Vu la procédure suivante :
Par une requête et un mémoire, enregistrés les 17 avril 2024 et 30 juin 2024, Mme D B, représentée par Me Adjacotan Dossou, demande au tribunal :
1°) d'annuler l'arrêté du 30 octobre 2023 du préfet des Yvelines en tant qu'il lui a refusé la délivrance d'un titre de séjour et l'a obligée à quitter le territoire français ;
2°) d'enjoindre au préfet des Yvelines de lui délivrer un titre de séjour portant la mention " vie privée et familiale " en qualité d'étranger malade ;
3°) de mettre à la charge de l'Etat une somme de 2 500 euros au bénéfice de son conseil au titre de l'article L. 761-1 du code de justice administrative.
Elle soutient que :
- l'arrêté attaqué est insuffisamment motivé ;
- la procédure devant l'office français de l'immigration et de l'intégration est irrégulière dès lors que ni elle, ni son médecin n'ont reçu de demande d'informations complémentaires de la part de l'office et qu'elle n'a été convoquée ni pour une visite médicale, ni devant la commission médicale régionale ;
- l'arrêté attaqué est entaché d'une erreur d'appréciation de sa situation au regard des dispositions de l'article L. 425-9 du code de l'entrée et du séjour des étrangers et du droit d'asile ;
- la décision portant obligation de quitter le territoire français attaquée est dépourvue de base légale en conséquence de l'illégalité de la décision portant refus de titre de séjour sur laquelle elle repose ;
- elle méconnaît les dispositions du 9° de l'article L. 611-3 du code de l'entrée et du séjour des étrangers et du droit d'asile.
Par un mémoire en défense enregistré le 18 juin 2024, le préfet des Yvelines conclut au rejet de la requête.
Il soutient, à titre principal, que la requête est tardive et, à titre subsidiaire, que les moyens invoqués par Mme B ne sont pas fondés.
Par ordonnance du 2 juillet 2024, la clôture d'instruction a été fixée au 30 août 2024.
Vu :
- les autres pièces du dossier.
Vu :
- le code de l'entrée et du séjour des étrangers et du droit d'asile ;
- le code de justice administrative.
Le président de la formation de jugement a dispensé la rapporteure publique, sur sa proposition, de prononcer des conclusions à l'audience.
Les parties ont été régulièrement averties du jour de l'audience.
Le rapport de Mme Ghiandoni a été entendu au cours de l'audience publique.
Considérant ce qui suit :
1. Mme B, ressortissante béninoise née le 9 juin 1984, est entrée en France le 12 février 2018 sous couvert d'un passeport revêtu d'un visa Schengen de court séjour et a bénéficié d'un titre de séjour en qualité d'étranger malade du 19 avril 2019 au 18 avril 2020. Elle a sollicité, le 9 juin 2020, le renouvellement de ce titre de séjour sur le fondement de l'article L. 313-11, 11° du code de l'entrée et du séjour des étrangers et du droit d'asile alors en vigueur.

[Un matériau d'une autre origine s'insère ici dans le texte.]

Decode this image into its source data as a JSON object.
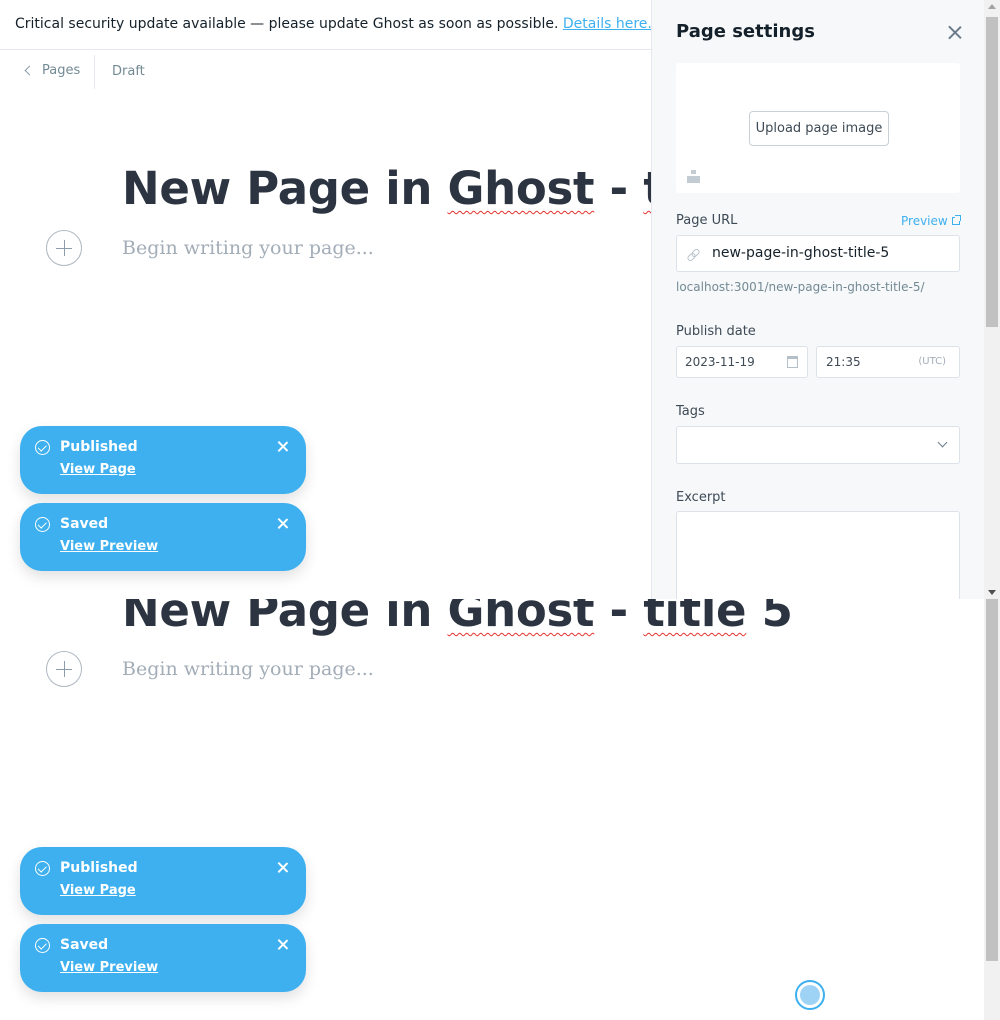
{
  "alert": {
    "message": "Critical security update available — please update Ghost as soon as possible.",
    "link": "Details here."
  },
  "breadcrumb": {
    "back_label": "Pages",
    "status": "Draft"
  },
  "editor": {
    "title_plain": "New Page in ",
    "title_word_ghost": "Ghost",
    "title_dash": " - ",
    "title_word_title": "title",
    "title_number": " 5",
    "body_placeholder": "Begin writing your page..."
  },
  "settings": {
    "title": "Page settings",
    "upload_label": "Upload page image",
    "page_url_label": "Page URL",
    "preview_label": "Preview",
    "url_value": "new-page-in-ghost-title-5",
    "url_full": "localhost:3001/new-page-in-ghost-title-5/",
    "publish_date_label": "Publish date",
    "date_value": "2023-11-19",
    "time_value": "21:35",
    "timezone": "(UTC)",
    "tags_label": "Tags",
    "excerpt_label": "Excerpt"
  },
  "toasts": [
    {
      "title": "Published",
      "link": "View Page"
    },
    {
      "title": "Saved",
      "link": "View Preview"
    }
  ],
  "colors": {
    "accent": "#3eb0ef",
    "toast_bg": "#3eb0ef",
    "panel_bg": "#f6f8fa"
  }
}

Par un arrêté du 8 février 2021, le préfet des Yvelines a refusé de lui délivrer le titre demandé, l'a obligée à quitter le territoire français dans le délai de trente jours et a fixé le pays de destination. Par un arrêt du 26 août 2022 n°21VE02789, la cour administrative d'appel de Versailles a annulé l'arrêté du 8 février 2021 et enjoint au préfet des Yvelines de réexaminer la situation de Mme B. Par un arrêté du 30 octobre 2023, le préfet des Yvelines a réitéré son refus de délivrer un titre de séjour à Mme B, lui a fait obligation de quitter le territoire français dans un délai de trente jours et a fixé le pays à destination duquel elle pourrait être reconduite. Par la requête visée ci-dessus, Mme B sollicite l'annulation de cet arrêté en tant qu'il refuse de lui délivrer un titre de séjour et lui fait obligation de quitter le territoire français.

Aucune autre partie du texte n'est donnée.